Data-Driven Distributed Stability Certification for Power Systems via Input-State Trajectories

TL;DR

This paper introduces a data-driven method to verify stability conditions in power systems using input-state trajectories, avoiding explicit models and enabling system-wide stability certification.

Contribution

It develops a novel data-driven LMI criterion for stability verification and formulates the ODP index extraction as a convex SDP problem.

Findings

Effective stability certification demonstrated through simulations.

Applicable to both offline device evaluation and online system certification.
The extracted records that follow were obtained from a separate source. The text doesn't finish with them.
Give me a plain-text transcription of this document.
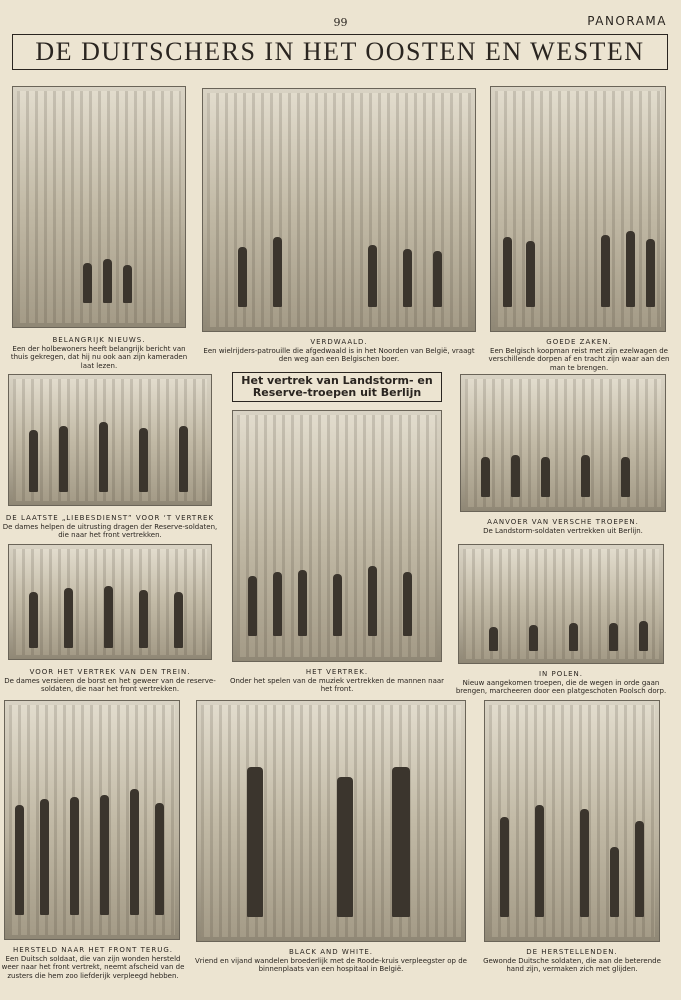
99	PANORAMA
DE DUITSCHERS IN HET OOSTEN EN WESTEN
BELANGRIJK NIEUWS.
Een der holbewoners heeft belangrijk bericht van thuis gekregen, dat hij nu ook aan zijn kameraden laat lezen.
VERDWAALD.
Een wielrijders-patrouille die afgedwaald is in het Noorden van België, vraagt den weg aan een Belgischen boer.
GOEDE ZAKEN.
Een Belgisch koopman reist met zijn ezelwagen de verschillende dorpen af en tracht zijn waar aan den man te brengen.
Het vertrek van Landstorm- en
Reserve-troepen uit Berlijn
DE LAATSTE „LIEBESDIENST” VOOR ‘T VERTREK
De dames helpen de uitrusting dragen der Reserve-soldaten, die naar het front vertrekken.
HET VERTREK.
Onder het spelen van de muziek vertrekken de mannen naar het front.
AANVOER VAN VERSCHE TROEPEN.
De Landstorm-soldaten vertrekken uit Berlijn.
VOOR HET VERTREK VAN DEN TREIN.
De dames versieren de borst en het geweer van de reserve-soldaten, die naar het front vertrekken.
IN POLEN.
Nieuw aangekomen troepen, die de wegen in orde gaan brengen, marcheeren door een platgeschoten Poolsch dorp.
HERSTELD NAAR HET FRONT TERUG.
Een Duitsch soldaat, die van zijn wonden hersteld weer naar het front vertrekt, neemt afscheid van de zusters die hem zoo liefderijk verpleegd hebben.
BLACK AND WHITE.
Vriend en vijand wandelen broederlijk met de Roode-kruis verpleegster op de binnenplaats van een hospitaal in België.
DE HERSTELLENDEN.
Gewonde Duitsche soldaten, die aan de beterende hand zijn, vermaken zich met glijden.
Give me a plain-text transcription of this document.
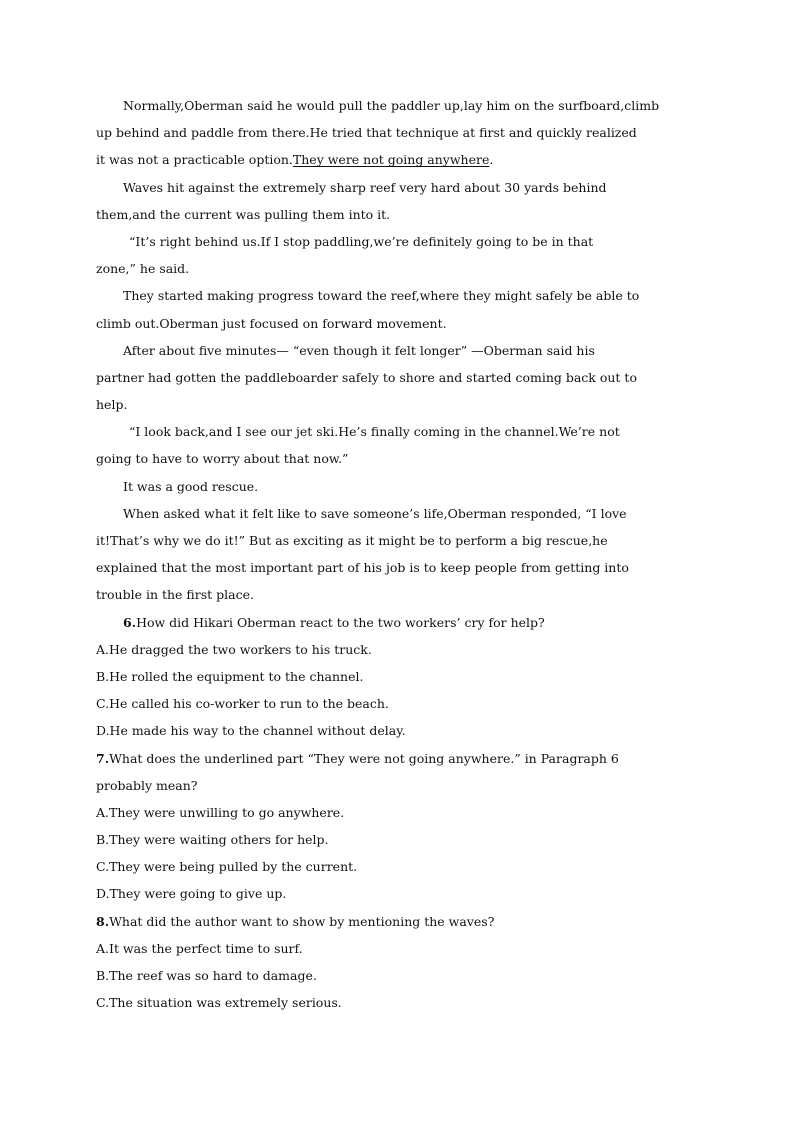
Normally,Oberman said he would pull the paddler up,lay him on the surfboard,climb
up behind and paddle from there.He tried that technique at first and quickly realized
it was not a practicable option.They were not going anywhere.
Waves hit against the extremely sharp reef very hard about 30 yards behind
them,and the current was pulling them into it.
“It’s right behind us.If I stop paddling,we’re definitely going to be in that
zone,” he said.
They started making progress toward the reef,where they might safely be able to
climb out.Oberman just focused on forward movement.
After about five minutes— “even though it felt longer” —Oberman said his
partner had gotten the paddleboarder safely to shore and started coming back out to
help.
“I look back,and I see our jet ski.He’s finally coming in the channel.We’re not
going to have to worry about that now.”
It was a good rescue.
When asked what it felt like to save someone’s life,Oberman responded, “I love
it!That’s why we do it!” But as exciting as it might be to perform a big rescue,he
explained that the most important part of his job is to keep people from getting into
trouble in the first place.
6.How did Hikari Oberman react to the two workers’ cry for help?
A.He dragged the two workers to his truck.
B.He rolled the equipment to the channel.
C.He called his co-worker to run to the beach.
D.He made his way to the channel without delay.
7.What does the underlined part “They were not going anywhere.” in Paragraph 6
probably mean?
A.They were unwilling to go anywhere.
B.They were waiting others for help.
C.They were being pulled by the current.
D.They were going to give up.
8.What did the author want to show by mentioning the waves?
A.It was the perfect time to surf.
B.The reef was so hard to damage.
C.The situation was extremely serious.
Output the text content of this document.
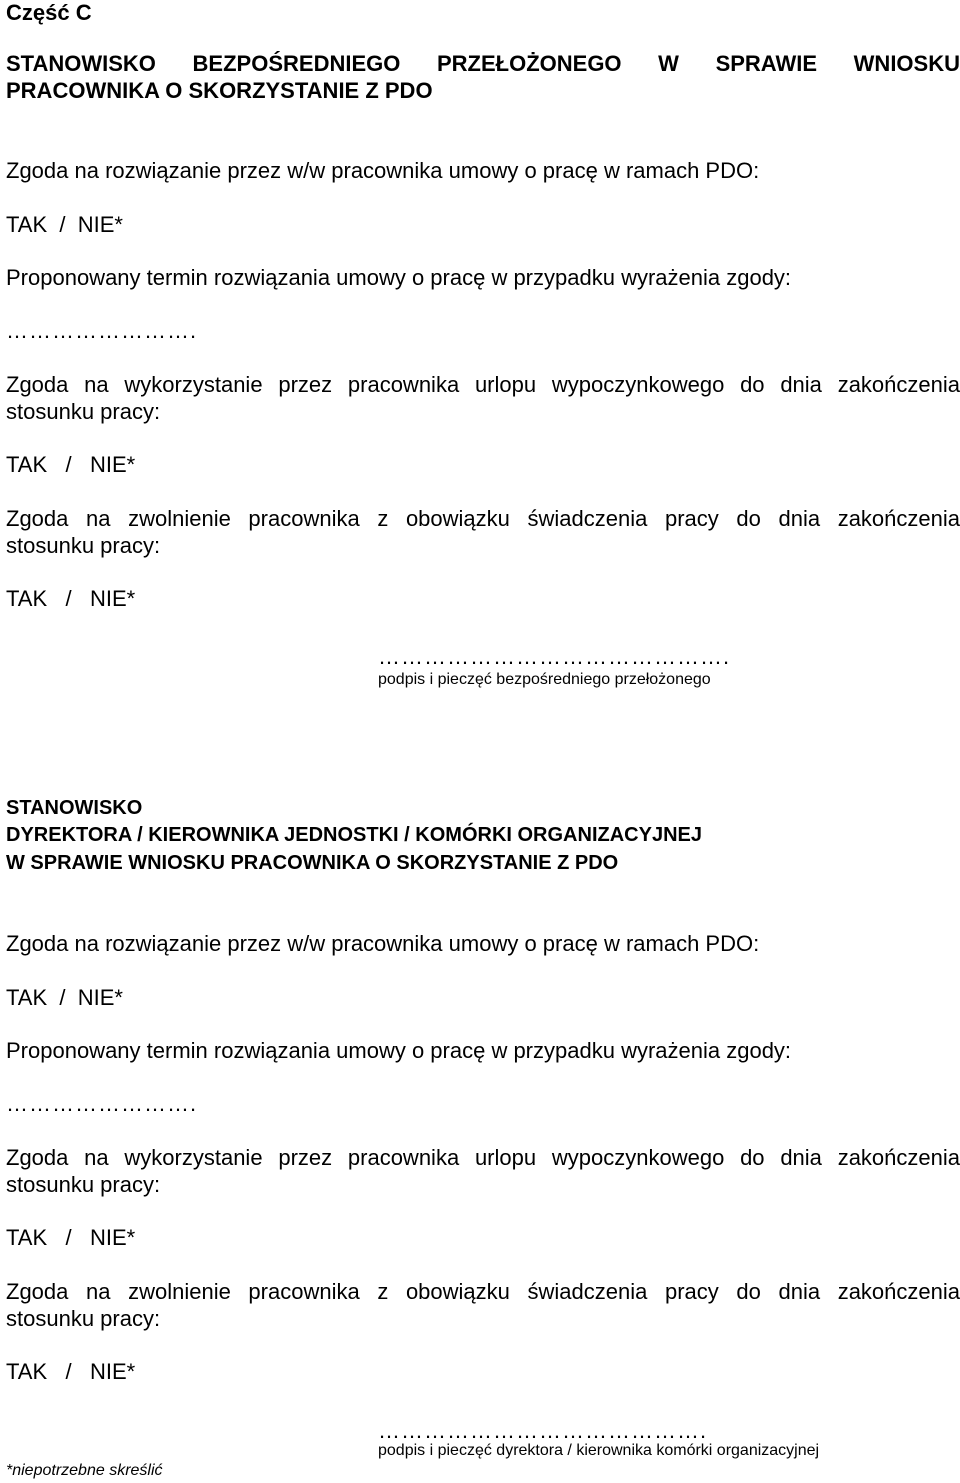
Część C

STANOWISKO BEZPOŚREDNIEGO PRZEŁOŻONEGO W SPRAWIE WNIOSKU

PRACOWNIKA O SKORZYSTANIE Z PDO

Zgoda na rozwiązanie przez w/w pracownika umowy o pracę w ramach PDO:

TAK  /  NIE*

Proponowany termin rozwiązania umowy o pracę w przypadku wyrażenia zgody:

…………………….

Zgoda na wykorzystanie przez pracownika urlopu wypoczynkowego do dnia zakończenia

stosunku pracy:

TAK   /   NIE*

Zgoda na zwolnienie pracownika z obowiązku świadczenia pracy do dnia zakończenia

stosunku pracy:

TAK   /   NIE*

……………………………………….

podpis i pieczęć bezpośredniego przełożonego

STANOWISKO

DYREKTORA / KIEROWNIKA JEDNOSTKI / KOMÓRKI ORGANIZACYJNEJ

W SPRAWIE WNIOSKU PRACOWNIKA O SKORZYSTANIE Z PDO

Zgoda na rozwiązanie przez w/w pracownika umowy o pracę w ramach PDO:

TAK  /  NIE*

Proponowany termin rozwiązania umowy o pracę w przypadku wyrażenia zgody:

…………………….

Zgoda na wykorzystanie przez pracownika urlopu wypoczynkowego do dnia zakończenia

stosunku pracy:

TAK   /   NIE*

Zgoda na zwolnienie pracownika z obowiązku świadczenia pracy do dnia zakończenia

stosunku pracy:

TAK   /   NIE*

…………………………………….

podpis i pieczęć dyrektora / kierownika komórki organizacyjnej

*niepotrzebne skreślić
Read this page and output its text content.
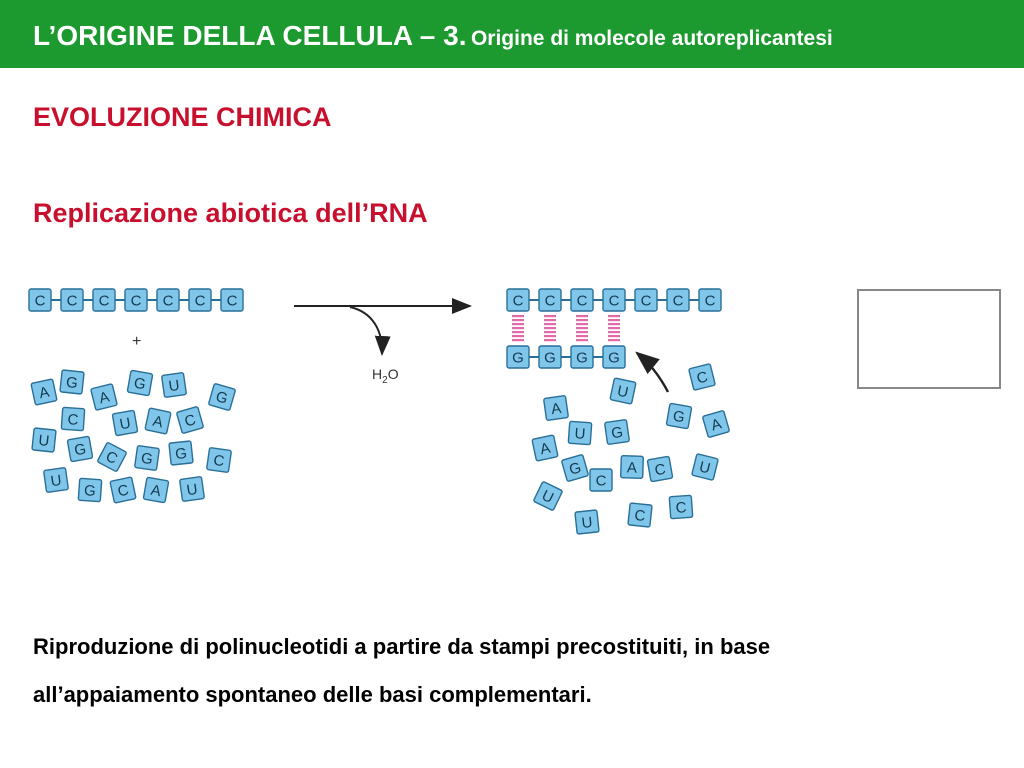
L’ORIGINE DELLA CELLULA – 3. Origine di molecole autoreplicantesi
EVOLUZIONE CHIMICA
Replicazione abiotica dell’RNA
C C C C C C C
A
G
A
G U
G
C	U A C
U G C G G C
U
G C A U
C C C C C C C
G G G G
C
U
A	G A
A
U G
G
C
A C U
U
U	C C
+
$H_2O$
Riproduzione di polinucleotidi a partire da stampi precostituiti, in base
all’appaiamento spontaneo delle basi complementari.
Avoids reliance on explicit physical models by using measured trajectories.

Abstract

This article proposes a data-driven framework to verify the distributed conditions that guarantee the system-wide stability for interconnected power systems. To guarantee system wide stability, the dynamics of each bus are required to satisfy an output differential passivity (ODP) condition with a sufficient index. These ODP indices uniformly quantify the impacts on the system-wide stability of individual bus dynamics and the coupling strength from the power network. To obtain these indices without explicit physical models, we derive a data-driven linear matrix inequality (LMI) criterion based exclusively on measured input-state trajectories. Furthermore, extracting the optimal ODP index is formulated as a convex semi-definite programming (SDP) problem. Simulations verify the effectiveness of the proposed method under both single-device offline evaluation and system-wide online certification scenarios.